Premier Ivoirien à remporter l’Etalon d’or lors du Festival panafricain du cinéma à Ouagadougou (Fespaco), Kramo Lanciné Fadika a connu il y a peu, une autre consécration. Une statue érigée en son nom dans la capitale burkinabè. Mais qui est ce réalisateur à la carrière exemplaire ? Portrait.
Si je vous disais, Ernst Ingmar Bergman, Luchino Visconti, ça vous évoquerait quelque chose ? Et Sembène Ousmane, Désiré Ecaré, Souleymane Cissé ? Vous l’aurez enfin compris : nous sommes dans l’univers fantasmagorique de la réalisation cinématographique. Et ces grandes figures mondiales et africaines du grand écran ne sont autres que les préférées de notre Etalon d’or, Fespaco 1981. Il faut dire que Kramo Lanciné Fadika qui vient d’être immortalisé avec une statue de bronze à Ouagadougou lors de la récente édition de ce festival, ne s’est jamais fixé de barrière. Ces modèles, ses hobbies, ses goûts sont ceux d’un homme libre, ambitieux, ouvert et expansif. Quand il dit : «ne faisant pas du tout l’âge que j’affiche, côté vestimentaire et autres attitudes, je préfère ne pas répondre à cette question (ndlr, donner son âge)», on comprend aisément que ce père de 4 enfants, grand amateur de riz, prend le monde du bon côté. C’est d’ailleurs l’une des qualités qui lui a valu l’Etalon d’or du Fespaco 1981, le premier Ivoirien à se hisser à ce niveau dans le milieu du cinéma. Depuis, Fadika s’est créé sa propre voie et a su nourrir ses rêves dans ce monde cruel du grand écran. N’est-ce pas pour cela que le comité d’organisation du Fespaco lui a décerné une statue de bronze grandeur nature dans la capitale burkinabé cette année 2020 ? Et pourtant, ses premiers pas dans le cinéma ne laissent rien présager de tel. Tout commence alors qu’il étudie les lettres modernes à l’Université de Cocody. «Je me suis acheté, avec ma bourse, une caméra super 8 et j’ai commencé à filmer ma famille et mes amis. Je le montrais en images », se souvient-il. Ces petites vidéos vont réveiller les talents de réalisateur qui sommeillent en lui. Le jeune Fadika n’hésite pas à se lancer dans l’aventure.
Embûches
Mais le chemin est parsemé d’embûches. « Particulièrement, dans un domaine tout nouveau tel que le cinéma. La plupart des personnes susceptibles de m’aider assimilaient cela à un jeu et refusaient de mettre la main à la pâte », témoigne le réalisateur. Lorsqu’il allait voir les banquiers ou des personnes bien placées, on lui rétorquait sèchement de revenir sur terre. La production de son premier film, Djeli, lui prendra 3 années entières. Le long métrage sera consacré quelques mois plus tard Etalon d’Or, au Fespaco 1981. Désormais tous les projecteurs sont braqués sur le réalisateur. « J’ai voulu toujours travailler chez moi en Côte d’Ivoire.

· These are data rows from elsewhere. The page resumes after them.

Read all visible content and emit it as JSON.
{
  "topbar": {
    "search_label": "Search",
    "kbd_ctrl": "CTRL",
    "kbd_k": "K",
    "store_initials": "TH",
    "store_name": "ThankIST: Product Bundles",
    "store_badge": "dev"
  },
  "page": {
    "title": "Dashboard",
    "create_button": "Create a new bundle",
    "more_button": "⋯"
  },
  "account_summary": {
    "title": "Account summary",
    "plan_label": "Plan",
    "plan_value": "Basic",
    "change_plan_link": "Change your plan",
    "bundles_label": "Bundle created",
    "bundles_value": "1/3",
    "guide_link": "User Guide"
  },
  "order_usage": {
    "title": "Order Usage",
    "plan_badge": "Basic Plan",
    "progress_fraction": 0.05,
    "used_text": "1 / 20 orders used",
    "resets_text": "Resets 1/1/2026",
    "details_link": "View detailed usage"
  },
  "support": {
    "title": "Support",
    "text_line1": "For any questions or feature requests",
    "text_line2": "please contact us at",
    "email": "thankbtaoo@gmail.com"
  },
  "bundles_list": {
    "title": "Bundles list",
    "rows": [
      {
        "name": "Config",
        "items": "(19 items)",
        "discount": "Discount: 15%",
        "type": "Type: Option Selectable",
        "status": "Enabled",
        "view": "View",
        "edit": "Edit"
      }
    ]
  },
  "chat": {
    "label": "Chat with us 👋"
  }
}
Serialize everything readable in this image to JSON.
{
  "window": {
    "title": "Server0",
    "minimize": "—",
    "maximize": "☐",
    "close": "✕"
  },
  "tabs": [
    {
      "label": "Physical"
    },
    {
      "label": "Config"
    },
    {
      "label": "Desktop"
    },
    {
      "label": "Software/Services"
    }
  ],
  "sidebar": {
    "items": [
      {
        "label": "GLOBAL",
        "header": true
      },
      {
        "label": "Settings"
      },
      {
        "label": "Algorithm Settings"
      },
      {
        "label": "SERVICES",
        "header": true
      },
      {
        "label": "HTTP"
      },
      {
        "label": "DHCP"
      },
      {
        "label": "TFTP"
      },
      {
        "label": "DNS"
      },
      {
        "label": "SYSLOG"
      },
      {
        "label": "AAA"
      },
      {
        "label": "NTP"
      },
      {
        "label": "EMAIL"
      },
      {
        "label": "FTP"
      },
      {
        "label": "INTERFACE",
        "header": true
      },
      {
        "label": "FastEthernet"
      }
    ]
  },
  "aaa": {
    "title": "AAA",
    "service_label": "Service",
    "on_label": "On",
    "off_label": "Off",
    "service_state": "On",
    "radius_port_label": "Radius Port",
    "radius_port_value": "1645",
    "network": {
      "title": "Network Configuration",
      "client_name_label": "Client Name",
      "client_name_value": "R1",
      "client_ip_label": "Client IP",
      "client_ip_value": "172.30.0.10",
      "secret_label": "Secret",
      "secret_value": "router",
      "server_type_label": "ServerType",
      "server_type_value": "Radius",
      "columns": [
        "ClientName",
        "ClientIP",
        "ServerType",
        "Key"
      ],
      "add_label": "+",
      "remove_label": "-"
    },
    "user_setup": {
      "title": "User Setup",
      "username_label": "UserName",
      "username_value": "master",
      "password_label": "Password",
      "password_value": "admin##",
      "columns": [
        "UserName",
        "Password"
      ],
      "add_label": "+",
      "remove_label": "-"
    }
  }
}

Dès mon retour de mes études à Paris, une équipe française, Sumafa, qui a tourné un des épisodes d’un feuilleton ici sur lequel j’avais été 2ème assistant, m’a proposé à la fin du tournage de m’emmener en France pour aller y travailler avec elle, avec salaire et avantages sociaux. Mais j’ai décliné cette offre. J’avais trop de rêves et de projets à faire dans mon pays », explique Fadika.
Il continue de travailler. Avec la littérature qu’il adore également, Fadika affine ses scénarios. En 1993, il réalise le film Wariko, qui remportera plusieurs prix. Notamment le prix d’interprétation masculine au Festival africain de Khouribga, celui de la meilleure comédie au Fespaco 95 avec Allassane Touré, Abiba Kaboré, Aissatou Traoré, Adama Dahico, Adrienne Koutouan, etc. « J’ai actuellement 4 scénarios de longs métrages en souffrance de financement, j’ai par conséquent réécrit le 5ème en roman. Avec le rythme de production que j’ai, cette histoire sur les masques n’aura jamais le temps d’être réalisée. Il est en bonne position d’édition, car j’ai trouvé un éditeur », souligne le cinéaste. Ses perspectives ? « Je n’ai pas produit la moitié des films que je voudrais produire. Donc mon objectif reste toujours de produire des films, de raconter des histoires pour frotter mon imaginaire à celui des autres, de dire ma part de vérité de ce monde dans lequel nous sommes ». Si le métier est épuisant ? Fadika sait évacuer les stress en écoutant de la musique afro cubaine qu’il adore. Un match de football ici, et un peu de gymnastique rythmique là et le revoilà gonflé à bloc.